We are party to various oil and natural gas litigation matters arising out of the ordinary course of business. While the outcome of these proceedings cannot be predicted with certainty, we do not expect these matters to have a material adverse effect on the financial statements.

We carry insurance with coverage and coverage limits consistent with our assessment of risks in our business and of an acceptable level of financial exposure. Although there can be no assurance that such insurance will be sufficient to mitigate all damages, claims or contingencies, we believe that our insurance provides reasonable coverage for known asserted or unasserted claims. In the event we sustain a loss from a claim and the insurance carrier disputed coverage or coverage limits, we may record a charge in a different period than the recovery, if any, from the insurance carrier.
 
Calpine Bankruptcy
 
Calpine Corporation and certain of its subsidiaries filed for protection under the federal bankruptcy laws in the Bankruptcy Court on December 20, 2005. Calpine Energy Services, L.P., which filed for bankruptcy, has continued to make the required deposits into the Company’s margin account and to timely pay for natural gas production it purchases from the Company’s subsidiaries under various natural gas supply agreements. As part of the Acquisition, Calpine and the Company entered into a Transition Services Agreement, pursuant to which both parties were to provide certain services for the other for various periods of time. Calpine’s obligation to provide services under the Transition Services Agreement ceased on July 6, 2006 and certain of Calpine’s services ceased prior to the conclusion of the contract, which in neither case had any material effect on the Company. Additionally, Calpine Producer Services, L.P., which filed for bankruptcy, generally is performing its obligations under the Marketing and Services Agreement (“MSA”) with the Company. The MSA was entered into by the Company and Calpine in July 2005 for the period through June 30, 2007.
 
The filing raises certain concerns regarding aspects of our relationship with Calpine which we will closely monitor as the Calpine bankruptcy proceeds. See further discussion of our concerns under Item 1A. Risk Factors.
 
Transfers of Legal Title Pending at Calpine’s Bankruptcy
 
At the closing of the Acquisition on July 7, 2005, we retained approximately $75 million of the purchase price in respect to Non-Consent Properties identified by Calpine at the time of the Acquisition as requiring third party consents or waivers of preferential rights to purchase that were not received before closing. Legal title for those Non-Consent Properties was not delivered at the closing. Subsequent analysis determined that a portion of the Non-Consent Properties, with an approximate allocation value of $29 million under the Purchase Agreement did not require consents or waivers. For that portion of the Non-Consent Properties for which third party consents were in fact required (having an approximate value of $39 million under the Purchase Agreement) and for which we obtained the required consents or waivers, as well as for all Non-Consent Properties that did not require consents or waivers, we believe that Calpine was and is obligated to have transferred to us the record legal title, free of any mortgages and other liens.
 
The approximate allocated value under the Purchase Agreement for the portion of the Non-Consent Properties subject to a third party’s preferential right to purchase is $7.4 million.

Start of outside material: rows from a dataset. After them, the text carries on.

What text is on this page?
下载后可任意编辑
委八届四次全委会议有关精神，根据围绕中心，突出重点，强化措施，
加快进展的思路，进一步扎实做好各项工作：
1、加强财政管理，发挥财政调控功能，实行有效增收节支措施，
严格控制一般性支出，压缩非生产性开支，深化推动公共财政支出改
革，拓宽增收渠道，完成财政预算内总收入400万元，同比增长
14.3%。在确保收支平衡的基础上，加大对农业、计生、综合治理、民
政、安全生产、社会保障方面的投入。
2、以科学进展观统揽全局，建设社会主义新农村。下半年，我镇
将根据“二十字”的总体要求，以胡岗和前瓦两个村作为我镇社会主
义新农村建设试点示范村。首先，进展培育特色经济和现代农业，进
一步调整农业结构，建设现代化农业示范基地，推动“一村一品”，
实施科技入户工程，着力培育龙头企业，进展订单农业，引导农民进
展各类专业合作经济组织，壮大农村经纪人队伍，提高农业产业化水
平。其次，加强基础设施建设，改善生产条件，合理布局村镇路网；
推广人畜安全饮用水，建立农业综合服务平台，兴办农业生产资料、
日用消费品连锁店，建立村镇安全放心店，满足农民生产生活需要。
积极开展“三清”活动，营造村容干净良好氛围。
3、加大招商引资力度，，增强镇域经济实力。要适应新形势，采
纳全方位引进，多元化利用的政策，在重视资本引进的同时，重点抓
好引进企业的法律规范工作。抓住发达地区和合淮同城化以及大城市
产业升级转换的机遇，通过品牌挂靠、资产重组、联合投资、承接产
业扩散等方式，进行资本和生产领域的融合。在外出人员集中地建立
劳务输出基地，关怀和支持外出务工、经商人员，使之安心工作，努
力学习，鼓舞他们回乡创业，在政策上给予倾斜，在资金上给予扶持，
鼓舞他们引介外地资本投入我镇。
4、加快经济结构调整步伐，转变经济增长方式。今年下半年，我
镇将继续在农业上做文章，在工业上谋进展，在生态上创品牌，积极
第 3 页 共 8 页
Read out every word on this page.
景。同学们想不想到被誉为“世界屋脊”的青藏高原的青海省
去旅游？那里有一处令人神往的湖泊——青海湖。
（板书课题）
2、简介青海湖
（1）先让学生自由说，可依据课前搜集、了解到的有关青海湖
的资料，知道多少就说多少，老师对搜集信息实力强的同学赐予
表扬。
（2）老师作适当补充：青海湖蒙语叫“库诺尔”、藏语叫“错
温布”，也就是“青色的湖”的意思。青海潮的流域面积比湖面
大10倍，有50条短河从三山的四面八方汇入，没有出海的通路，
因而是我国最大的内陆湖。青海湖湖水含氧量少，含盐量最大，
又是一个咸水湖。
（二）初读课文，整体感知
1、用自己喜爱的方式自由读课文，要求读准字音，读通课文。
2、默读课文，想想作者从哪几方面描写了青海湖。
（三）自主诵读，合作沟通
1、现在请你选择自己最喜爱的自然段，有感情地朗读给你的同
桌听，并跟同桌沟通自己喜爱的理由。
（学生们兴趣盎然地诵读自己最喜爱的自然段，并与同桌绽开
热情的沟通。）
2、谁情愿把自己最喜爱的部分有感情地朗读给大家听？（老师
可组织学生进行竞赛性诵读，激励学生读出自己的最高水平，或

We have retained $7.1 million of the purchase price under the Purchase Agreement for the Non-Consent Properties subject to a third party’s preferential right to purchase, and, in addition, a post-closing adjustment is required to credit us for approximately $0.3 million for a property which was transferred to us but will be transferred to the appropriate third party should it properly exercise its preferential purchase right and upon Calpine’s performance of its remaining obligations under the Purchase Agreement.

24

 
We believe all conditions precedent for our receipt of record title, free of any mortgages or other liens, for substantially all of the Non-Consent Properties (excluding that portion of these properties for which a third party’s preferential right to purchase was properly exercised) were satisfied earlier, and certainly no later than December 15, 2005, when we tendered once again the amounts necessary to conclude the settlement of the Non-Consent Properties.
 
We believe we are the equitable owner of each of the Non-Consent Properties for which Calpine was and is obligated to have transferred to us the record legal title and that such properties are not part of Calpine’s bankruptcy estate. Upon our receipt from Calpine of record legal title, free of any mortgages or other liens, to these Non-Consent Properties and Calpine’s performance or its further assurances required to eliminate any open issues on title to the remaining properties discussed below, we are prepared to pay Calpine approximately $68 million, subject to appropriate adjustment for the associated net revenues and expenses through December 15, 2005 and performance of Calpine’s obligations under the “further assurances” provisions of the Purchase and Sale Agreement. Our statement of operations for the year ended December 31, 2006 and six months ended December 31, 2005 does not include any net revenues or production from any of the Non-Consent Properties, or those properties subject to preferential rights.
 
If Calpine does not provide us with record legal title, free of any mortgages for all of these properties and other liens, to any of the Non-Consent Properties (excluding that portion of these properties subject to a validly exercised third party’s preferential right to purchase), we will have a total of approximately $68 million available to us for general corporate purposes, including for the purpose of acquiring additional properties. We also have approximately $7.1 million, previously withheld for that portion of the Non-Consent Properties subject to a third party’s preferential right to purchase, which will also be available to us for general corporate purposes, including for the purpose of acquiring additional properties should that third party properly exercise their preferential rights.
 
In addition, as to certain of the other oil and natural gas properties we purchased from Calpine in the Acquisition and for which payment was made on July 7, 2005, we will seek additional documentation from Calpine to eliminate any open issues in our title or resolve any issues as to the clarity of our ownership. Requests for additional documentation are customary in connection with transactions similar to the Acquisition. In the Acquisition, certain of these properties require ministerial governmental action approving us as qualified assignee and operator, which is typically required even though in most cases Calpine has already conveyed the properties to us free and clear of mortgages and liens by Calpine’s creditors. As to certain other properties, the documentation delivered by Calpine at closing under the Purchase Agreement was incomplete. We remain hopeful that Calpine will work cooperatively with us to secure these ministerial governmental approvals and to accomplish the curative corrections for all of these properties. In addition, as to all properties acquired by us in the Acquisition, Calpine contractually agreed to provide us with such further assurances as we may reasonably request. Nevertheless, as a result of Calpine’s bankruptcy filing, it remains uncertain as to whether Calpine will respond cooperatively. If Calpine does not fulfill its contractual obligations and does not complete the documentation necessary to resolve these issues, we will pursue all available remedies, including but not limited to a declaratory judgment to enforce our rights and actions to quiet title. After pursuing these matters, if we experience a loss of ownership with respect to these properties without receiving adequate consideration for any resulting loss to us, an outcome our management considers to be remote, then we could experience losses which could have a material adverse effect on our financial condition, statement of operations and cash flows.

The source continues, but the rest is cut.